In 2013, Townsel founded Transforming Designs Inc., a nonprofit that provides youth services in arts and self-enrichment, job skills training and life skills training. With one program, Beauty from the Inside Out, Townsel and her team go into schools and community organizations to teach hygiene, etiquette and self-improvement.

“I think about those days when my mother was struggling with five kids and no help. I remember me trying to help her as a child,” said Townsel. “I think it’s our responsibility to help those parents that need help.”

Townsel currently conducts classes for youth three times a month out of Eastside New Hope Baptist Church.

“They learn to make hats and scarves, purses out of blue jeans. They’re making pillows by hand, tutu skirts. What we’re doing is teaching youth entrepreneurship so they can have their own businesses at an early age,” said Townsel. 

Beyond stitches, patterns and accessories, Townsel shares mantras and life lessons with her students. “I tell them, ‘I am the person that must decide what I will be. I’m capable of learning. I’m responsible for my own behavior,’” she said. “When I go into schools and see those kids … I’m looking at myself; I’m giving back to a little Roberta.”

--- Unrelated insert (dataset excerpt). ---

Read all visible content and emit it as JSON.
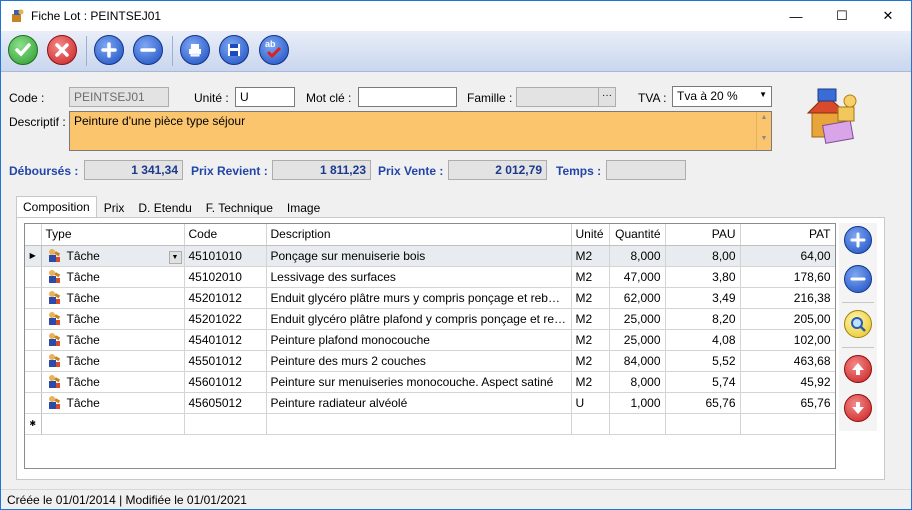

Ashley Shockley, whose two daughters Jaslyn and Caelyn have participated in the program, said she has seen great improvements in their confidence and self-esteem.

“My daughters got involved in Transforming Design to enhance their skills and learn to make creative things to wear for themselves, such as jewelry, clothes and hair accessories. The program has given both of them a massive increase in self confidence and self motivation,” said Shockley, who added that Caelyn even went on to launch her own line of handbags. “I would recommend parents get involved in the program to help increase their children’s connection to their life purpose. It provides an opportunity for them to learn skills, network with other children, engage in creativity and positive community activities that will help them succeed later in their adulthood.”

Townsel believes fashion is not only a tool for commerce, but also a tool for changing lives.

“I see it as fashion therapy. They may have a gift that may be laying dormant inside of them, and when they start creating, they’re surprised like, ‘Oh, I didn’t know I could do that.’ It’s a confidence builder. We’re transforming lives one stitch at a time.”

Currently, Transforming Design is seeking financial assistance, donations and support to help fund programs, including a newly launched teen internship focused on teaching alterations training.